I will also suggest that neoprene type boots should be left off during warmup and heavy work and replaced if necessary, for support or for protection, with a material, which can breathe and facilitate cooling. Not being a trainer I don't know, but it seems logical to me that using such insulating non-porous materials as neoprene must severely reduce heat dissipation from ligaments under work. It seems to me that it is fine to keep the heat into the legs with such materials when not in work, but detrimental in any situation when cooling is required. It is a basic mechanical principal, as stressed by Andrew Dart in his presentation, that elastic movement in tissues or any other substance dissipates the energy by releasing heat.

The buildup of heat and the reduction of internal blood supply within the ligament while in heavy work, as explained by Katherine Gibson, compromises cooling so why would you risk further reduction in cooling by insulating the leg. Porous bandages if required for support and pads maybe to prevent knocking particular areas but nothing to trap heat.

It seems logical to me that any interference with cooling at all must push the ligaments closer to their limits and make them more prone to injury or failure.

The choice of herbs is mostly built around this premise. If we can maximise the circulation and thereby cooling within the ligament and surrounding tissues while at the same time supplying healing herbs topically and internally on a routine basis during maturity and training we can easily improve the safety margin between the design limits and demand load. Any tiny improvement will substantially reduce the damage and the cumulative 'ageing' of tendons occurring during every single training and racing session.

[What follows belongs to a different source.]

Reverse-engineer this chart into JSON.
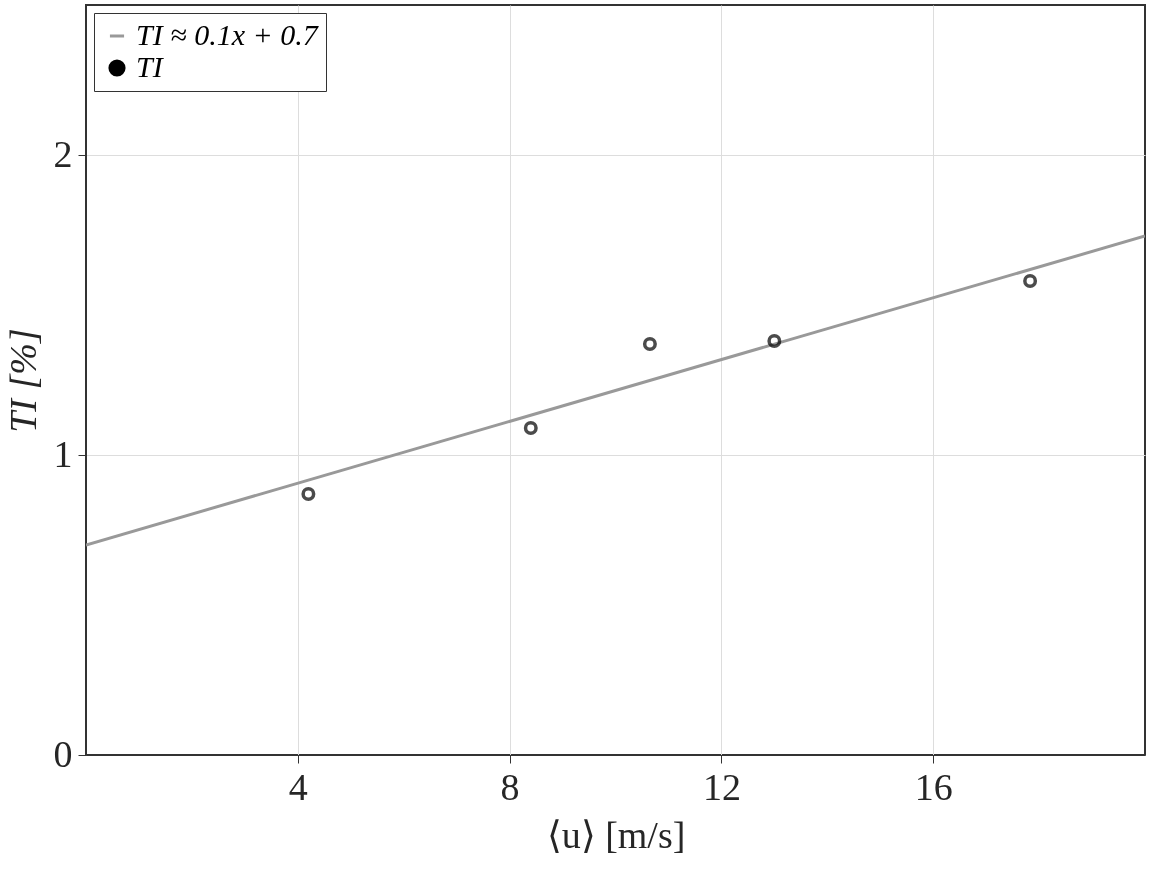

I am confident we can do better than tiny improvements all simply, safely and cheaply.

Post Work Strategy

I will make a concentrated extract mix which is to be mixed into water and sprayed on the horse's legs after a proper warm-down and they have been cooled by hosing down and are beginning to dry. These herbs will be carried down the hairs to the skin and form a healing residue there which will last at least until the next work session or until the legs are hosed down again when, for a racehorse in full work, the spray should be reapplied.

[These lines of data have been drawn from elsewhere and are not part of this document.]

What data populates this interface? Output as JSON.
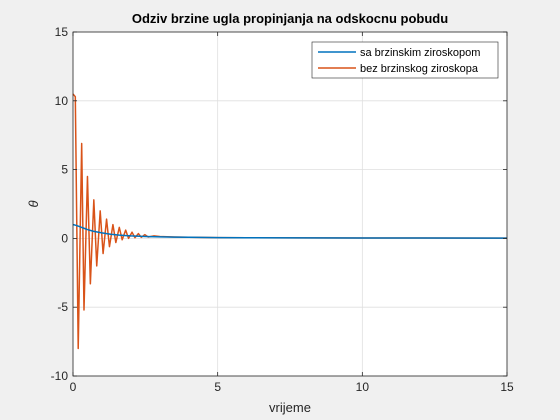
{
  "chart_data": {
    "type": "line",
    "title": "Odziv brzine ugla propinjanja na odskocnu pobudu",
    "xlabel": "vrijeme",
    "ylabel": "θ",
    "xlim": [
      0,
      15
    ],
    "ylim": [
      -10,
      15
    ],
    "xticks": [
      "0",
      "5",
      "10",
      "15"
    ],
    "yticks": [
      "-10",
      "-5",
      "0",
      "5",
      "10",
      "15"
    ],
    "grid": true,
    "legend_position": "top-right",
    "series": [
      {
        "name": "sa brzinskim ziroskopom",
        "color": "#0072BD",
        "x": [
          0,
          0.05,
          0.1,
          0.2,
          0.3,
          0.4,
          0.5,
          0.7,
          1.0,
          1.3,
          1.6,
          2.0,
          2.5,
          3.0,
          3.5,
          4.0,
          5.0,
          6.0,
          8.0,
          10.0,
          12.0,
          15.0
        ],
        "y": [
          1.0,
          0.98,
          0.95,
          0.88,
          0.8,
          0.72,
          0.64,
          0.52,
          0.4,
          0.3,
          0.24,
          0.18,
          0.14,
          0.11,
          0.09,
          0.08,
          0.06,
          0.05,
          0.04,
          0.03,
          0.03,
          0.02
        ]
      },
      {
        "name": "bez brzinskog ziroskopa",
        "color": "#D95319",
        "x": [
          0,
          0.08,
          0.18,
          0.3,
          0.38,
          0.5,
          0.6,
          0.72,
          0.82,
          0.94,
          1.04,
          1.16,
          1.26,
          1.38,
          1.48,
          1.6,
          1.7,
          1.82,
          1.92,
          2.04,
          2.14,
          2.26,
          2.36,
          2.48,
          2.6,
          2.8,
          3.0,
          3.5,
          4.0,
          5.0,
          6.0,
          8.0,
          10.0,
          12.0,
          15.0
        ],
        "y": [
          10.5,
          10.3,
          -8.0,
          6.9,
          -5.2,
          4.5,
          -3.3,
          2.8,
          -2.0,
          2.0,
          -1.1,
          1.4,
          -0.6,
          1.0,
          -0.3,
          0.8,
          -0.1,
          0.6,
          0.0,
          0.45,
          0.05,
          0.35,
          0.08,
          0.27,
          0.1,
          0.18,
          0.14,
          0.1,
          0.08,
          0.06,
          0.05,
          0.04,
          0.03,
          0.03,
          0.02
        ]
      }
    ]
  }
}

The herbs involved in this mixture are to be Arnica and Maritime Pine again, along with Comfrey and Equisetum. At this stage of the process of recovery and repair I am aiming to speed up and normalise all the minute and quite normal wear and tear occurring during training and athletic performance and provide topically, direct and immediate support to healing within both the bones and the ligaments.

The recommendations would include warm down, during which time the pre work treatment would be still doing its job, and then on to cooling and hosing down the legs. After hosing and before the animal was chilled the spray would be applied and the legs then allowed to dry and then covered up in cool weather.

Internal Treatments:

My basic Tendon and Bone Maturity/Healing supplement consisting of Millet, Linseed, Comfrey, Equisetum and Yarrow which is now being given to yearlings right through to breaking and racing would be continued throughout the whole racing career in the case of a valuable racer. This will continually supply the extra nutrients required to speed maturity and development and support internally all healing processes during work, strain and injury.

Pre Training and Preparation:

The same herbal and nutritional program as above would be particularly useful during pre-training programs as suggested by Andrew and Katherine to sponsor crimp development and extra strength in tendons during the later part of growth and before race training begins.

This whole area of pre-training and support for maximising the development tendon quality before maturity is a fertile area for further improving the safety margins and should be pursued by those genuinely seeking a more competitive and durable long term product in heir racers.

I will develop and trial the pre and post work applications over the next few weeks with some of my professional trainers and then make them available to all my customers. I caution you not to try experimenting with these herbs however in the meantime as I do have experience with Arnica and Wintergreen in particular and it is very easy indeed to blow a horses legs up with creams with too much of either of these two.